Many languages have rich and varied terms for items, feelings, gestures and especially ideas for which we don’t even have words in English (however, English is famous for adopting words and phrases from other languages into its vocabulary). When we come to a point where communicating is imperative, what we are trying to mean with a particular term or phrase might not be the exact same thing that folks speaking limited English language might be saying to each other, even when using those same words. This is the stuff of international diplomacy and most importantly for the development of friendships.
When cultures change via colonization or merge, over time languages evolve to reflect the population’s new day-to-day realities. For a minor language to survive a merger, it has to retain as much or more worth for its native speakers than the dominant language does. The home language must be the best way to communicate something that has a special prominence and significance in a family’s culture/language community. If it isn’t the best, that language will disappear. (Currently, the world is losing one of its languages every two weeks.)

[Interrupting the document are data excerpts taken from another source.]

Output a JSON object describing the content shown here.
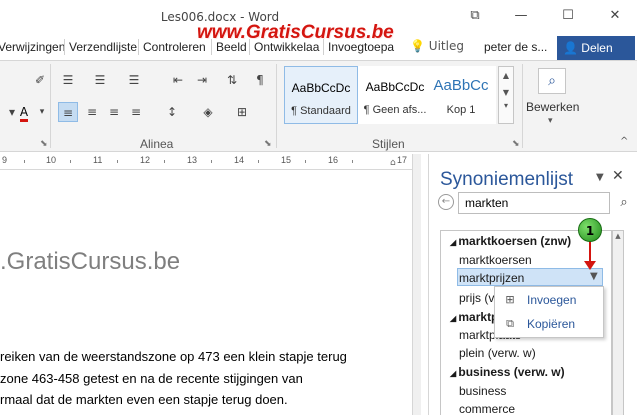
{
  "window": {
    "title": "Les006.docx - Word",
    "watermark": "www.GratisCursus.be",
    "restore_label": "⧉",
    "minimize_label": "—",
    "maximize_label": "☐",
    "close_label": "✕"
  },
  "tabs": [
    "Verwijzingen",
    "Verzendlijste",
    "Controleren",
    "Beeld",
    "Ontwikkelaa",
    "Invoegtoepa"
  ],
  "tell_me": "Uitleg",
  "user_name": "peter de s...",
  "share_label": "Delen",
  "ribbon": {
    "group_paragraph": "Alinea",
    "group_styles": "Stijlen",
    "editing_label": "Bewerken",
    "styles": [
      {
        "sample": "AaBbCcDc",
        "name": "¶ Standaard"
      },
      {
        "sample": "AaBbCcDc",
        "name": "¶ Geen afs..."
      },
      {
        "sample": "AaBbCc",
        "name": "Kop 1"
      }
    ]
  },
  "ruler_numbers": [
    "9",
    "10",
    "11",
    "12",
    "13",
    "14",
    "15",
    "16",
    "17"
  ],
  "document": {
    "heading": ".GratisCursus.be",
    "lines": [
      "reiken van de weerstandszone op 473 een klein stapje terug",
      "zone 463-458 getest en na de recente stijgingen van",
      "rmaal dat de markten even een stapje terug doen."
    ]
  },
  "thesaurus": {
    "title": "Synoniemenlijst",
    "search_value": "markten",
    "items": [
      {
        "type": "head",
        "text": "marktkoersen (znw)"
      },
      {
        "type": "item",
        "text": "marktkoersen"
      },
      {
        "type": "item",
        "text": "marktprijzen",
        "selected": true
      },
      {
        "type": "item",
        "text": "prijs (v"
      },
      {
        "type": "head",
        "text": "marktp"
      },
      {
        "type": "item",
        "text": "marktplaats"
      },
      {
        "type": "item",
        "text": "plein (verw. w)"
      },
      {
        "type": "head",
        "text": "business (verw. w)"
      },
      {
        "type": "item",
        "text": "business"
      },
      {
        "type": "item",
        "text": "commerce"
      }
    ],
    "context_menu": [
      {
        "label": "Invoegen",
        "icon": "insert-icon"
      },
      {
        "label": "Kopiëren",
        "icon": "copy-icon"
      }
    ],
    "step_badge": "1"
  },
  "colors": {
    "accent": "#2b579a",
    "watermark": "#d4150f",
    "badge": "#3cb52f",
    "selection": "#cfe3f7"
  }
}
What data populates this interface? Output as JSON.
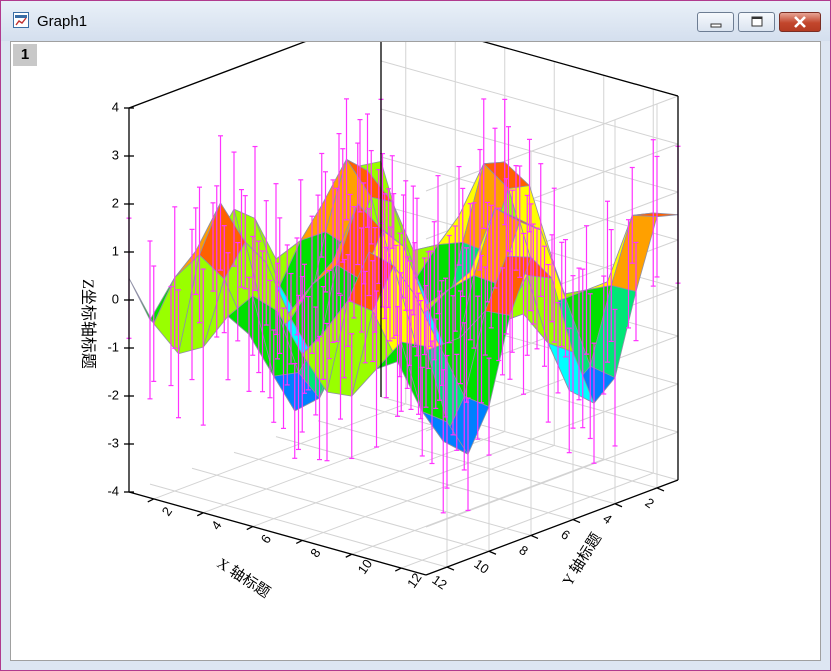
{
  "window": {
    "title": "Graph1",
    "layer_label": "1"
  },
  "icons": {
    "app": "graph-window-icon",
    "minimize": "minimize-icon",
    "maximize": "maximize-icon",
    "close": "close-icon"
  },
  "colors": {
    "errorbar": "#ff33ff",
    "mesh": "#8f8fa6",
    "grid": "#d3d3d3",
    "bands": [
      "#0000ee",
      "#0080ff",
      "#00ffff",
      "#00e676",
      "#00e000",
      "#99ff00",
      "#ffff00",
      "#ffa000",
      "#ff6000",
      "#ff0000"
    ]
  },
  "chart_data": {
    "type": "3d-surface-with-error-bars",
    "surface_function": "z = 2*sin(x)*cos(y)",
    "x_range": [
      1,
      13
    ],
    "y_range": [
      1,
      13
    ],
    "z_range": [
      -4,
      4
    ],
    "xlabel": "X 轴标题",
    "ylabel": "Y 轴标题",
    "zlabel": "Z坐标轴标题",
    "x_ticks": [
      "2",
      "4",
      "6",
      "8",
      "10",
      "12"
    ],
    "y_ticks": [
      "2",
      "4",
      "6",
      "8",
      "10",
      "12"
    ],
    "z_ticks": [
      "4",
      "3",
      "2",
      "1",
      "0",
      "-1",
      "-2",
      "-3",
      "-4"
    ],
    "colormap_levels": [
      -2,
      -1.6,
      -1.2,
      -0.8,
      -0.4,
      0,
      0.4,
      0.8,
      1.2,
      1.6,
      2
    ],
    "error_bars": "vertical error bars drawn at each mesh node, roughly ±1 to ±1.6 in z",
    "grid": true,
    "legend": "none"
  }
}
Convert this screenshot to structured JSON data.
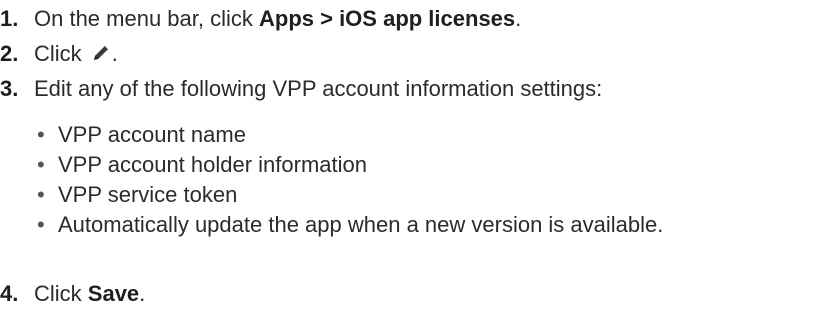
{
  "steps": [
    {
      "number": "1.",
      "text_before": "On the menu bar, click ",
      "bold": "Apps > iOS app licenses",
      "text_after": "."
    },
    {
      "number": "2.",
      "text_before": "Click ",
      "icon": "pencil-edit-icon",
      "text_after": "."
    },
    {
      "number": "3.",
      "text": "Edit any of the following VPP account information settings:",
      "bullets": [
        "VPP account name",
        "VPP account holder information",
        "VPP service token",
        "Automatically update the app when a new version is available."
      ]
    },
    {
      "number": "4.",
      "text_before": "Click ",
      "bold": "Save",
      "text_after": "."
    }
  ],
  "bullet_glyph": "•"
}
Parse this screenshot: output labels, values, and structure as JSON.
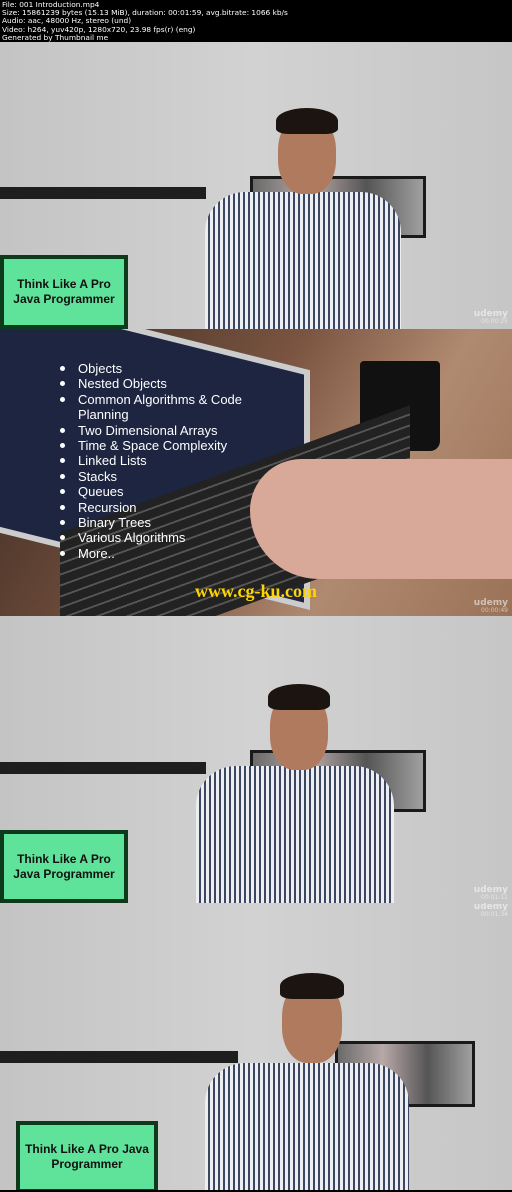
{
  "header": {
    "lines": [
      "File: 001 Introduction.mp4",
      "Size: 15861239 bytes (15.13 MiB), duration: 00:01:59, avg.bitrate: 1066 kb/s",
      "Audio: aac, 48000 Hz, stereo (und)",
      "Video: h264, yuv420p, 1280x720, 23.98 fps(r) (eng)",
      "Generated by Thumbnail me"
    ]
  },
  "frames": [
    {
      "sign": "Think Like A Pro Java Programmer",
      "brand": "udemy",
      "time": "00:00:25"
    },
    {
      "bullets": [
        "Objects",
        "Nested Objects",
        "Common Algorithms & Code",
        "Planning",
        "Two Dimensional Arrays",
        "Time & Space Complexity",
        "Linked Lists",
        "Stacks",
        "Queues",
        "Recursion",
        "Binary Trees",
        "Various Algorithms",
        "More.."
      ],
      "watermark": "www.cg-ku.com",
      "brand": "udemy",
      "time": "00:00:49"
    },
    {
      "sign": "Think Like A Pro Java Programmer",
      "brand": "udemy",
      "time": "00:01:11"
    },
    {
      "sign": "Think Like A Pro Java Programmer",
      "brand": "udemy",
      "time": "00:01:34"
    }
  ]
}
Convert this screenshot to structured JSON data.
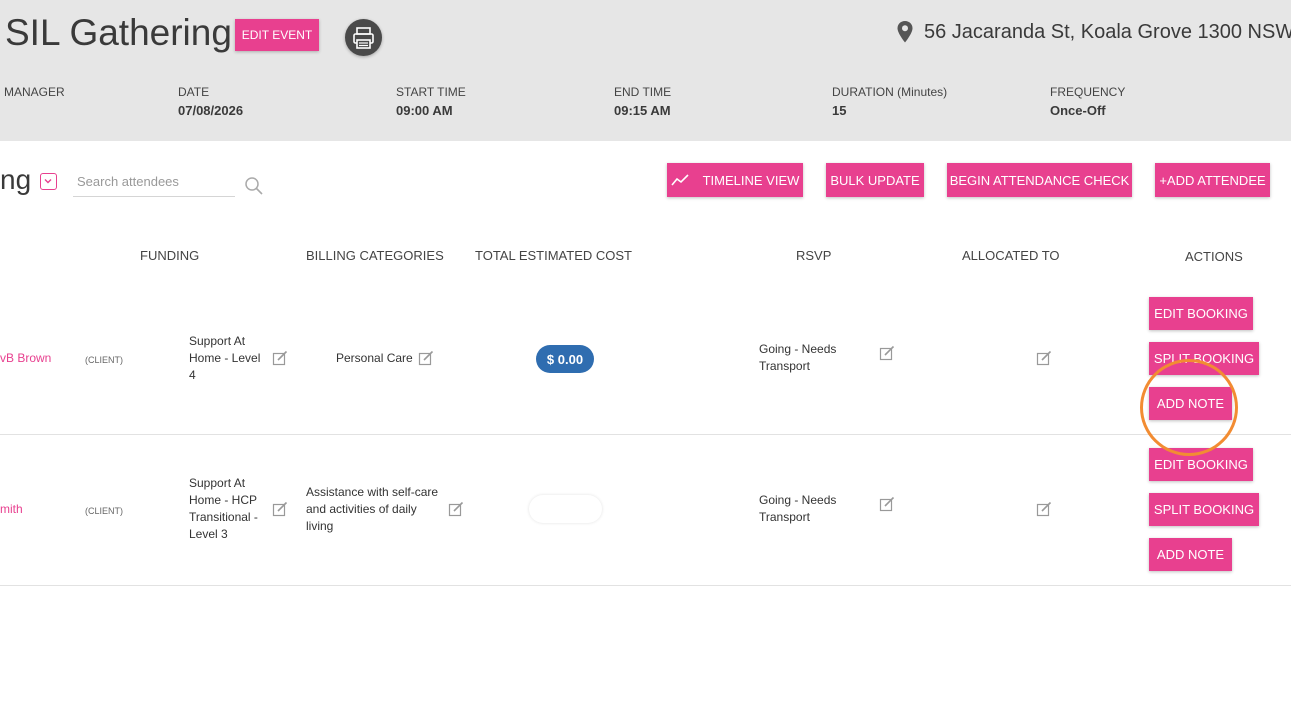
{
  "header": {
    "title": "SIL Gathering",
    "edit_event_label": "EDIT EVENT",
    "address": "56 Jacaranda St, Koala Grove 1300 NSW",
    "meta": {
      "manager_label": "MANAGER",
      "date_label": "DATE",
      "date_value": "07/08/2026",
      "start_label": "START TIME",
      "start_value": "09:00 AM",
      "end_label": "END TIME",
      "end_value": "09:15 AM",
      "duration_label": "DURATION (Minutes)",
      "duration_value": "15",
      "frequency_label": "FREQUENCY",
      "frequency_value": "Once-Off"
    }
  },
  "toolbar": {
    "heading_fragment": "ng",
    "search_placeholder": "Search attendees",
    "timeline_label": "TIMELINE VIEW",
    "bulk_update_label": "BULK UPDATE",
    "attendance_label": "BEGIN ATTENDANCE CHECK",
    "add_attendee_label": "+ADD ATTENDEE"
  },
  "table": {
    "columns": {
      "funding": "FUNDING",
      "billing": "BILLING CATEGORIES",
      "cost": "TOTAL ESTIMATED COST",
      "rsvp": "RSVP",
      "allocated": "ALLOCATED TO",
      "actions": "ACTIONS"
    },
    "rows": [
      {
        "name": "vB Brown",
        "type": "(CLIENT)",
        "funding": [
          "Support At",
          "Home - Level",
          "4"
        ],
        "billing": [
          "Personal Care"
        ],
        "cost": "$ 0.00",
        "rsvp": [
          "Going - Needs",
          "Transport"
        ],
        "actions": {
          "edit": "EDIT BOOKING",
          "split": "SPLIT BOOKING",
          "note": "ADD NOTE"
        }
      },
      {
        "name": "mith",
        "type": "(CLIENT)",
        "funding": [
          "Support At",
          "Home - HCP",
          "Transitional -",
          "Level 3"
        ],
        "billing": [
          "Assistance with self-care",
          "and activities of daily",
          "living"
        ],
        "cost": "",
        "rsvp": [
          "Going - Needs",
          "Transport"
        ],
        "actions": {
          "edit": "EDIT BOOKING",
          "split": "SPLIT BOOKING",
          "note": "ADD NOTE"
        }
      }
    ]
  },
  "colors": {
    "accent": "#e8408f",
    "cost_pill": "#2f6db0",
    "highlight": "#f28c32",
    "header_bg": "#e6e6e6"
  },
  "icons": [
    "printer-icon",
    "location-pin-icon",
    "chevron-down-icon",
    "search-icon",
    "timeline-icon",
    "edit-icon"
  ]
}
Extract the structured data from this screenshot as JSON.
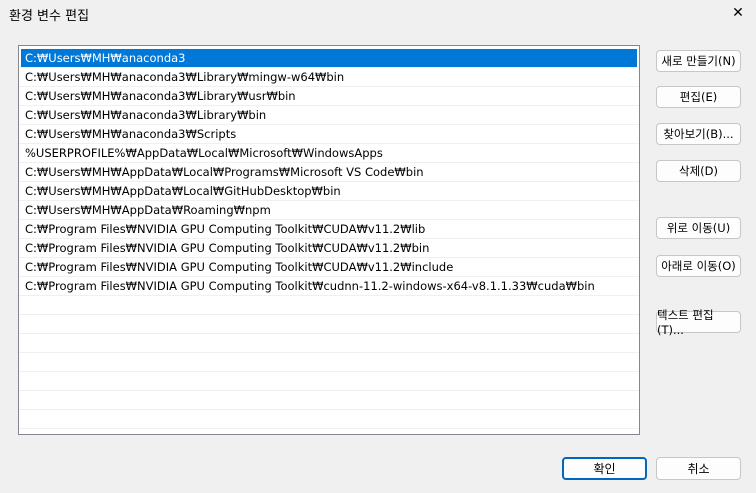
{
  "window": {
    "title": "환경 변수 편집",
    "close_glyph": "✕"
  },
  "paths": [
    "C:₩Users₩MH₩anaconda3",
    "C:₩Users₩MH₩anaconda3₩Library₩mingw-w64₩bin",
    "C:₩Users₩MH₩anaconda3₩Library₩usr₩bin",
    "C:₩Users₩MH₩anaconda3₩Library₩bin",
    "C:₩Users₩MH₩anaconda3₩Scripts",
    "%USERPROFILE%₩AppData₩Local₩Microsoft₩WindowsApps",
    "C:₩Users₩MH₩AppData₩Local₩Programs₩Microsoft VS Code₩bin",
    "C:₩Users₩MH₩AppData₩Local₩GitHubDesktop₩bin",
    "C:₩Users₩MH₩AppData₩Roaming₩npm",
    "C:₩Program Files₩NVIDIA GPU Computing Toolkit₩CUDA₩v11.2₩lib",
    "C:₩Program Files₩NVIDIA GPU Computing Toolkit₩CUDA₩v11.2₩bin",
    "C:₩Program Files₩NVIDIA GPU Computing Toolkit₩CUDA₩v11.2₩include",
    "C:₩Program Files₩NVIDIA GPU Computing Toolkit₩cudnn-11.2-windows-x64-v8.1.1.33₩cuda₩bin"
  ],
  "selected_index": 0,
  "buttons": {
    "new": "새로 만들기(N)",
    "edit": "편집(E)",
    "browse": "찾아보기(B)...",
    "delete": "삭제(D)",
    "move_up": "위로 이동(U)",
    "move_down": "아래로 이동(O)",
    "edit_text": "텍스트 편집(T)..."
  },
  "dialog": {
    "ok": "확인",
    "cancel": "취소"
  },
  "colors": {
    "selection": "#0078d7",
    "primary_border": "#0067c0"
  }
}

Bilingual speakers may say, “There’s no word in English for what I need to say.” This is the opening for a conversation that will sharpen communication and enrich concepts about life and the world. Here’s where picture books, stories, drama, family participation in school, and the visual and performing arts from BOTH cultures are essential learning tools. They offer an ideal medium for such deep educational encounters to occur.
Now, I invite you to think of that single immigrant child with no close friends because she can’t fully engage with her peers. New speakers of all ages must learn to bridge the gap into full expression of their needs and their ideas to thrive in a new language community. The rest of us have an obligation to help them. English speakers to whom the U.S. has always been home need to teach newly bilingual children and their families our culture and the language that goes with it…and help them teach us theirs so that together we can learn how to share more fully each day who we all are with each other.